LLM-based evaluation with custom criteria.
evaluator = EvaluatorFactory.create(
    "llm_judge",
    criteria="correctness and efficiency",
    model="gpt-4.1-mini",
    scale=10,
    include_code=False,
)

Parameters

ParameterDefaultDescription
criteria"correctness and quality"What to evaluate
model"gpt-4.1-mini"LLM model
scale10Score scale (normalized to 0-1)
include_codeFalseInclude source code in evaluation

Prompt Template

You are an expert code evaluator.
Evaluate the code execution output based on these criteria: {criteria}

Provide:
1. A score from 0 to {scale}
2. Brief feedback explaining the score

Format:
SCORE: <number>
FEEDBACK: <explanation>

llm_comparison

Compare output against expected output.
evaluator = EvaluatorFactory.create(
    "llm_comparison",
    expected="The answer is 42",
    model="gpt-4.1-mini",
    strict=False,  # Allow semantic equivalence
)

Parameters

ParameterDefaultDescription
expected""Expected output
model"gpt-4.1-mini"LLM model
strictFalseRequire exact match

composite

Combine multiple evaluators with weights.
evaluator = EvaluatorFactory.create(
    "composite",
    evaluators=[
        ("regex_pattern", {"pattern": r"Accuracy: ([\d.]+)"}, 0.6),
        ("llm_judge", {"criteria": "code quality"}, 0.4),
    ],
    aggregation="weighted_avg",
)

Parameters

ParameterDefaultDescription
evaluators-List of (type, params, weight)
aggregation"weighted_avg"How to combine scores

Aggregation Methods

  • weighted_avg: Weighted average of scores
  • min: Minimum score
  • max: Maximum score
  • product: Product of scores

EvaluationResult

@dataclass
class EvaluationResult:
    score: float            # 0.0 to 1.0 (or custom scale)
    feedback: str = ""      # Human-readable feedback
    details: Dict = {}      # Additional data
    raw_output: str = ""    # Original output

Creating Custom Evaluators

from src.environment.evaluators.base import Evaluator, EvaluationResult
from src.environment.evaluators.factory import register_evaluator

@register_evaluator("my_custom_evaluator")
class MyCustomEvaluator(Evaluator):
    description = "My custom evaluation logic"
    requires_llm = False

    def __init__(self, my_param: str = "default", **params):
        super().__init__(**params)
        self.my_param = my_param

    def evaluate(self, output: str, file_path: str, **context) -> EvaluationResult:
        # Custom scoring logic
        score = compute_score(output, self.my_param)

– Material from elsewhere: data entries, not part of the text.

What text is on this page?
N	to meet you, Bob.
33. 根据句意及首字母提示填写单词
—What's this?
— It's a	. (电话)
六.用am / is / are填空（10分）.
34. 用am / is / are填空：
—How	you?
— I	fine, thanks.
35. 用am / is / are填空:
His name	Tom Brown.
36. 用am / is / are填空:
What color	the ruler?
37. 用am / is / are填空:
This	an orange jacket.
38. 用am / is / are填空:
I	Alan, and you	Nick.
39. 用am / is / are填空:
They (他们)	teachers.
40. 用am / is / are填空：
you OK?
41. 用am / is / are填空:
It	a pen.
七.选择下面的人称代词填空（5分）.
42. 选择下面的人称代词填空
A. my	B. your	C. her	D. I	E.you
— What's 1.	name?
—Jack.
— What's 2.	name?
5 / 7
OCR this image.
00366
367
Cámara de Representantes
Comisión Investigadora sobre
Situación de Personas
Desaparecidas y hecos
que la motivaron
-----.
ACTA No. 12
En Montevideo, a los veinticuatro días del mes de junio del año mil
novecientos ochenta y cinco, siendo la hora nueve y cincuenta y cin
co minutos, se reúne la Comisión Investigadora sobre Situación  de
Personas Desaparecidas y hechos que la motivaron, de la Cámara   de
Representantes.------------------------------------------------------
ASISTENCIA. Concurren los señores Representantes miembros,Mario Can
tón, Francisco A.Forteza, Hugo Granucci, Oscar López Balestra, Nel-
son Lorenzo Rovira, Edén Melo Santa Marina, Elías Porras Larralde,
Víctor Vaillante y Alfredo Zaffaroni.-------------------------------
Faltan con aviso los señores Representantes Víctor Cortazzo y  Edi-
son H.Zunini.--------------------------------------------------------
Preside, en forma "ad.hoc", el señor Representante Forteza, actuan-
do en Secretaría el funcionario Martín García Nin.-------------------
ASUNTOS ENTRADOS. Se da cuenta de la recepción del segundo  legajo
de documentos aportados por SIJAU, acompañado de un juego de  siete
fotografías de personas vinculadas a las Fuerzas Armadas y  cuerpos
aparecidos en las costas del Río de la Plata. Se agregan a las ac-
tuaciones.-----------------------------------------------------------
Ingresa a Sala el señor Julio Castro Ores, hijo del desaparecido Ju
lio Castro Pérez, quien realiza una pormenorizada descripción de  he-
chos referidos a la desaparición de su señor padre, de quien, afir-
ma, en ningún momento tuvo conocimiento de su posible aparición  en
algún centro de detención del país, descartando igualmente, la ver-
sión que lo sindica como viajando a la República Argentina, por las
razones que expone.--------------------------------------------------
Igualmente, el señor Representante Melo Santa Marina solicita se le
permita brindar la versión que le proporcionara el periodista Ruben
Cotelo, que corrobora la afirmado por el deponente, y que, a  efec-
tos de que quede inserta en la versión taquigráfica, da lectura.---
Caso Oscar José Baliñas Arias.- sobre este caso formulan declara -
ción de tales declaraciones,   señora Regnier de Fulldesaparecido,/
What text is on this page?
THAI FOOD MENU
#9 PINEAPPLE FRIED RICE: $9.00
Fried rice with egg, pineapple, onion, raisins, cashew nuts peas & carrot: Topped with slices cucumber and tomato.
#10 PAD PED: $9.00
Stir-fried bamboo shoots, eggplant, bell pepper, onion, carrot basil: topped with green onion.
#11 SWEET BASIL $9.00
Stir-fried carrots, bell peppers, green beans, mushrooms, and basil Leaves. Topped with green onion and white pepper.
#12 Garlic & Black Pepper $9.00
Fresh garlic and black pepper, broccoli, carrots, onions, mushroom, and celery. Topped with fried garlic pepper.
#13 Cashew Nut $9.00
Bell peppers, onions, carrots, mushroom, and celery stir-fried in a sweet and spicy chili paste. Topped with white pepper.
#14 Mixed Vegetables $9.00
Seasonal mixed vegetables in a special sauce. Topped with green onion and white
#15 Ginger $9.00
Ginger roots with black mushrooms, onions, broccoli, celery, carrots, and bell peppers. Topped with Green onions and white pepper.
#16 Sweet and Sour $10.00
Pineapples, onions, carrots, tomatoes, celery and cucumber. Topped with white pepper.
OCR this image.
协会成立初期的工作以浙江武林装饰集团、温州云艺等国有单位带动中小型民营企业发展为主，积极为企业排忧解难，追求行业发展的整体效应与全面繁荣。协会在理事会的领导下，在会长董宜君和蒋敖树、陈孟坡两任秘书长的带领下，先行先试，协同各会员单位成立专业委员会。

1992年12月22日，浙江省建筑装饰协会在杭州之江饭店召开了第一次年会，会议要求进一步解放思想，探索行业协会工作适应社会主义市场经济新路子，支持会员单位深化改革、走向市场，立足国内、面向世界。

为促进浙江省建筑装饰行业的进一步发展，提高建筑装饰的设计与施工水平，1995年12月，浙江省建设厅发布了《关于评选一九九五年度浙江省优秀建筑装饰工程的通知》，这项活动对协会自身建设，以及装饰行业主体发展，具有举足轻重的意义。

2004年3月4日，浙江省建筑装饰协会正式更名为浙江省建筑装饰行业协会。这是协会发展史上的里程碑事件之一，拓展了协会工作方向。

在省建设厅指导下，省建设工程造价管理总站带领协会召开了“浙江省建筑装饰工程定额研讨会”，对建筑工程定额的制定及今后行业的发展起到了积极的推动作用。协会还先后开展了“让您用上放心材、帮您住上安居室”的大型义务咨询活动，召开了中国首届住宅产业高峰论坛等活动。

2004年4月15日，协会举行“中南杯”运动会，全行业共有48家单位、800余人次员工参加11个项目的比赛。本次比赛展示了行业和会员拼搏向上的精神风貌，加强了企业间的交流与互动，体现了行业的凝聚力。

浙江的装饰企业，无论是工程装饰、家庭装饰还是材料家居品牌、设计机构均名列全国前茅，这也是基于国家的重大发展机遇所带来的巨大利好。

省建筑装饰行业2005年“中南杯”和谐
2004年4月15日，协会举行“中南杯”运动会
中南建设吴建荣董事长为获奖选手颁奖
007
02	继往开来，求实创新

        return EvaluationResult(
            score=score,
            feedback=f"Evaluated with {self.my_param}",
            raw_output=output,
        )

Configuration

evaluator:
  type: "regex_pattern"
  params:
    pattern: 'SCORE:\s*([-+]?\d*\.?\d+)'
    default_score: 0.0

Listing Evaluators

PYTHONPATH=. python -m src.cli --list-evaluators

Best Practices

regex_pattern is fastest and works well when output format is predictable.
llm_judge is flexible but adds latency and cost. Use for subjective criteria.
Normalize scores to 0-1 for consistent stop condition behavior.